Con motivo del crimen perpetrado por la Bejarano en la niña llamada unánimemente mártir, se ha descosido la prensa en recriminaciones, improperios, denuestos, súplicas al juez que conoce de la causa, peticiones para que el jurado que ha de calificar el hecho se verifique en un teatro, donde el público pueda saborear a todo su placer las angustias de la delincuente. Esto me parece a todas luces nocivo. Jamás se debe prevenir desfavorablemente a un juez hacia un reo; porque así se da lugar a que se tuerza la justicia, por satisfacer la voluntad general. Yo no digo que la Bejarano sea o no culpable, me contraigo únicamente al hecho pernicioso de influir en el ánimo del que debe dictar una sentencia en materia criminal. La justicia debe ser recta, y obrar con entera imparcialidad y cordura. La prensa, en los casos como el de la Bejarano, suele traspasar la esfera de su acción, internándose en regiones que le son completamente extrañas. Refiera los hechos; pero deje en libertad a los que deben juzgarlos a la luz del Derecho y la Moral.

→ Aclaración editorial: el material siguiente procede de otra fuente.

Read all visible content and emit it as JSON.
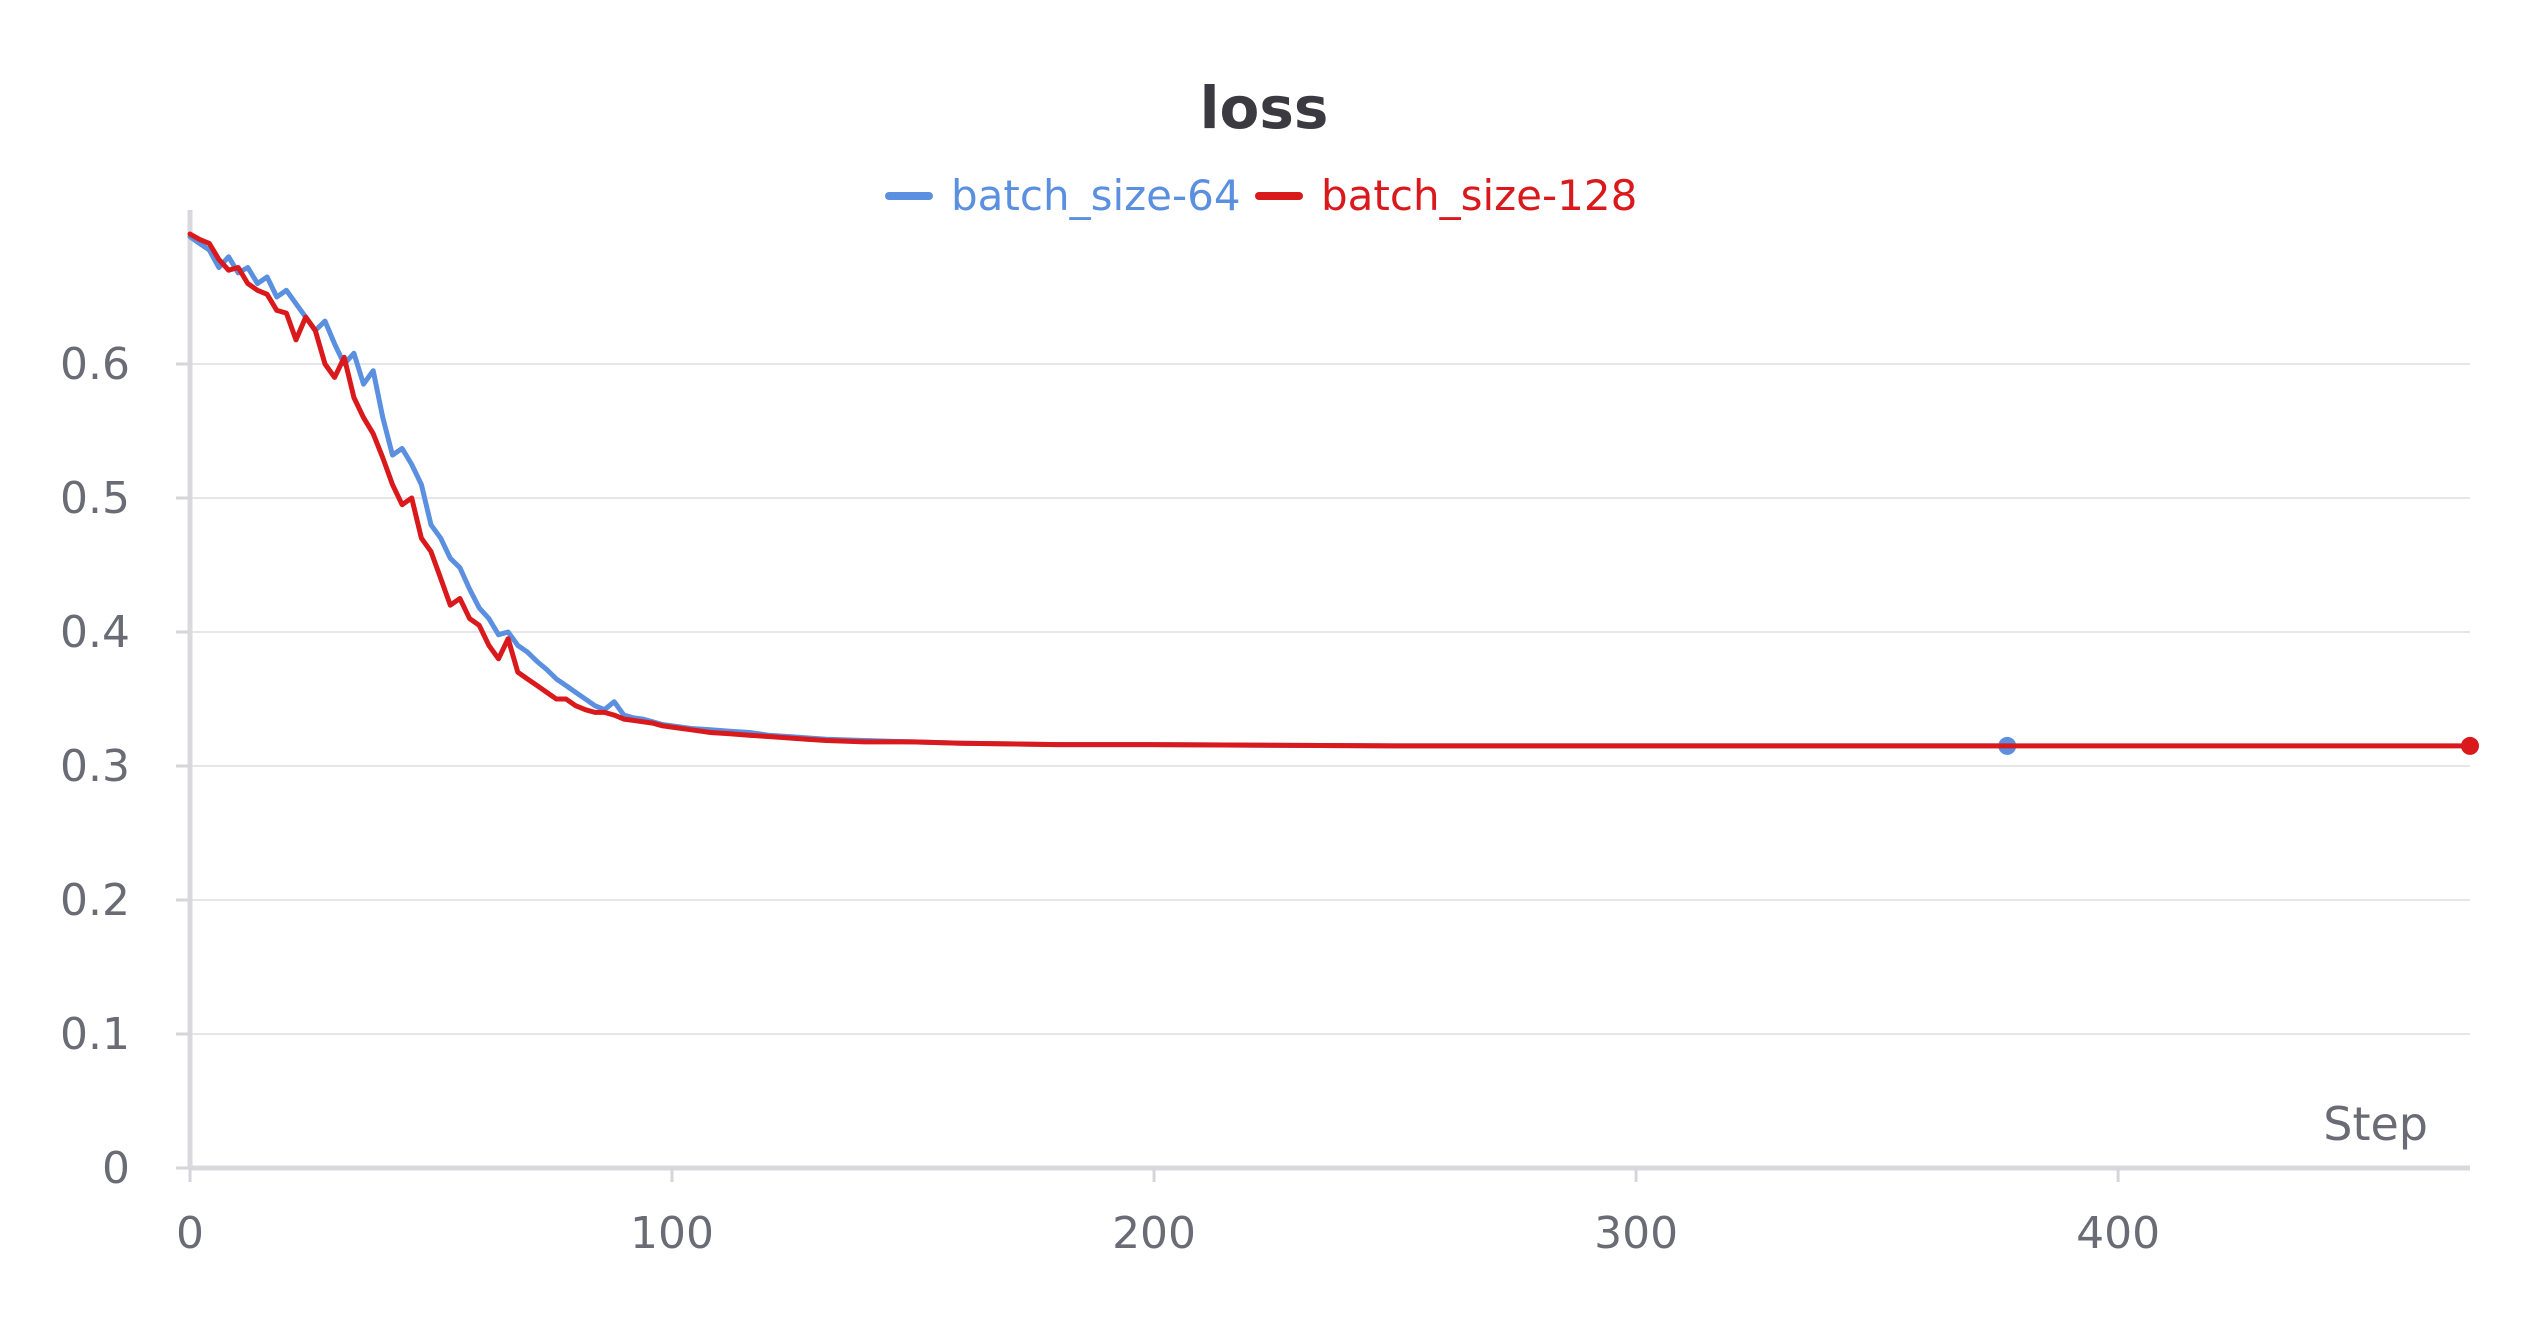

Cabe decir que, para esta primera semana de agosto, ya se esperaba que el caso sirviera no sólo para imponer un castigo severo, sino también para que el sistema judicial mexicano recuperara algo de su dignidad perdida, tan a la baja ésta por diversos fallos contrarios al bien general, en los que se privilegiaba a los culpables y se reprimía a los inocentes.

       Sin embargo todo estaba en veremos. Lo que sí se definió como un hecho concreto y favorable, fue la disposición que ordenó el presidente de la República entre el 22 y el 23 de julio, para que se modificara el reglamento del Hospicio de Pobres, de manera que ninguna niña pudiera separarse del plantel sin el acuerdo previo de la Junta Directiva de Beneficencia. Ello sí que implicaría contar con sólidas garantías al respecto, señaló El Monitor Republicano el 25 inmediato.

       Con el ansia a flor de piel, la sociedad mexicana anhelaba a principios de agosto que se desarrollara ya el juicio contra la “infame”. Y sin embargo, la espera sería larga. Desde entonces, no obstante, ¡quién lo dijera!, no faltaría el que muchas otras mujeres se convirtieran en unas Bejarano cualquiera, según el sentir de los periodistas, claro está.